Shortly after the end of the U.S. Civil War, another famous battle was brewing in the Wild West of America, one that left a firm imprint on American historical discovery. This is the tale of the long lasting feud often referred to as the Bone Wars, or the Dinosaur Wars.
At the outset of the gilded age in America, Paleontologists Edward Drinker Cope and Othniel Charles Marsh entered a battle for Paleontological supremacy, which evolved into a long running feud which included bribery, trickery, thieving, destruction of relics, and public disaccreditation of each other’s work and standing in their field.
By the 1870’s both men had ventured out west to discover dinosaur bones, at this time most dinosaur discoveries had been outside of America, and England was considered the forefront of Paleontological discovery in the world. Up until this point only a few dinosaur discoveries had been made in America. While their relationship may have amicable in the early years, it quickly descended into an outright rivalry.
Marsh never really gave much consideration to Cope as a Paleontologist, which was evident when Marsh publicly criticized and humiliated Cope at the revealing of Cope’s Elasmosaurus when he discovered that Cope has put the head on the wrong end. To save his embarrassment Cope tried to buy every copy of the journal in which he documented his original structure, however Marsh went to significant lengths to ensure the journal stayed out in the public domain.

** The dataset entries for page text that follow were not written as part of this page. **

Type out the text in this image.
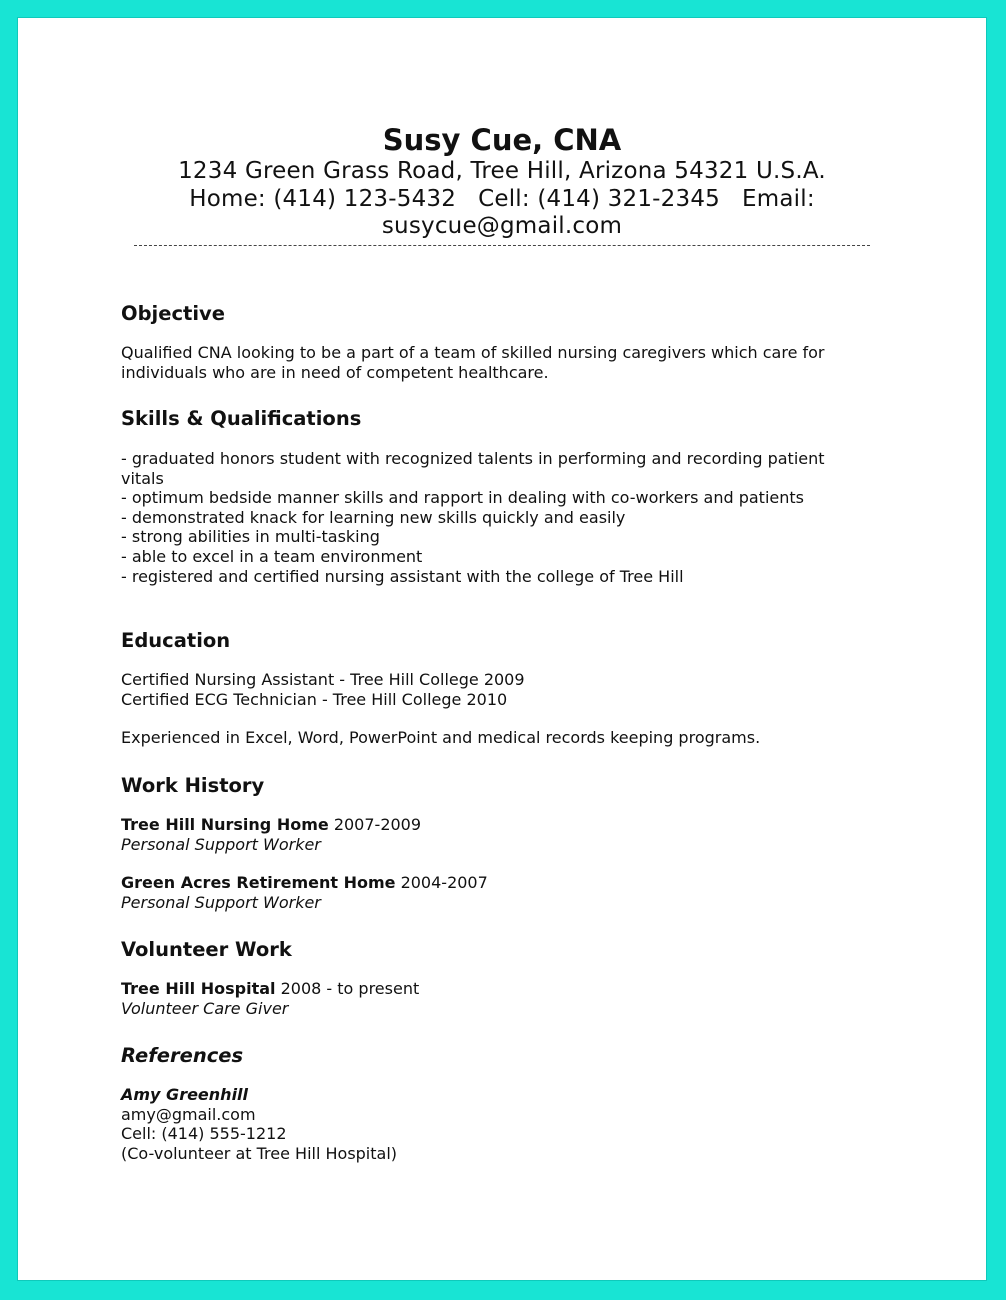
Susy Cue, CNA
1234 Green Grass Road, Tree Hill, Arizona 54321 U.S.A.
Home: (414) 123-5432 Cell: (414) 321-2345 Email:
susycue@gmail.com
Objective

Qualified CNA looking to be a part of a team of skilled nursing caregivers which care for

individuals who are in need of competent healthcare.

Skills & Qualifications
- graduated honors student with recognized talents in performing and recording patient
vitals
- optimum bedside manner skills and rapport in dealing with co-workers and patients
- demonstrated knack for learning new skills quickly and easily
- strong abilities in multi-tasking
- able to excel in a team environment
- registered and certified nursing assistant with the college of Tree Hill
Education

Certified Nursing Assistant - Tree Hill College 2009

Certified ECG Technician - Tree Hill College 2010

Experienced in Excel, Word, PowerPoint and medical records keeping programs.

Work History
Tree Hill Nursing Home 2007-2009
Personal Support Worker
Green Acres Retirement Home 2004-2007
Personal Support Worker
Volunteer Work
Tree Hill Hospital 2008 - to present
Volunteer Care Giver
References
Amy Greenhill
amy@gmail.com
Cell: (414) 555-1212
(Co-volunteer at Tree Hill Hospital)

One of the key moments that truly kicked off the feud was when Cope took Marsh on a tour of a bone rich quarry that he was digging. Marsh took advantage of this opportunity and paid off the quarry owner, as well as the excavation workers, and had all the bones sent to himself instead of Cope. This act had Cope livid with rage.
Over the next couple of decades the two men’s respective excavation teams routinely fight over digs in a race to who could name the species first in scientific journals (which led to the discovery of 150 different dinosaur species between them). The excavation teams of both men routinely spied on each other’s camps and often brawled at the digs, employing tactics which included bribing each other’s employees for information or bones, and went as far as destroying uncollected fossils with dynamite so the other man couldn’t have them. Marsh even hired Buffalo Bill Cody as a guide at one point.
Later on Marsh used his influence to get a job with the US Geological Survey, and quickly used this position in an attempt to cut off Cope’s federal funding grants. He also tried to have Cope’s entire fossil collection confiscated by the government which proved unsuccessful. With all of his money exhausted by Marsh’s antics, Cope eventually had to sell off his collection to the American Museum of Natural History. Cope revenged against Marsh by convincing a Journalist to publish front page articles about the ‘Bone Wars’ which detailed the accusations of bribery, corruption and incompetence of both sides. Marsh was eventually forced to resign from the Survey and turn over his collection to the Smithsonian.
In the end both men had lost all of their fortunes, their collections, and their reputations as a result of trying to outdo and destroy the other, which left both men destitute, exhausted and broken. The world however will always benefit from their discoveries.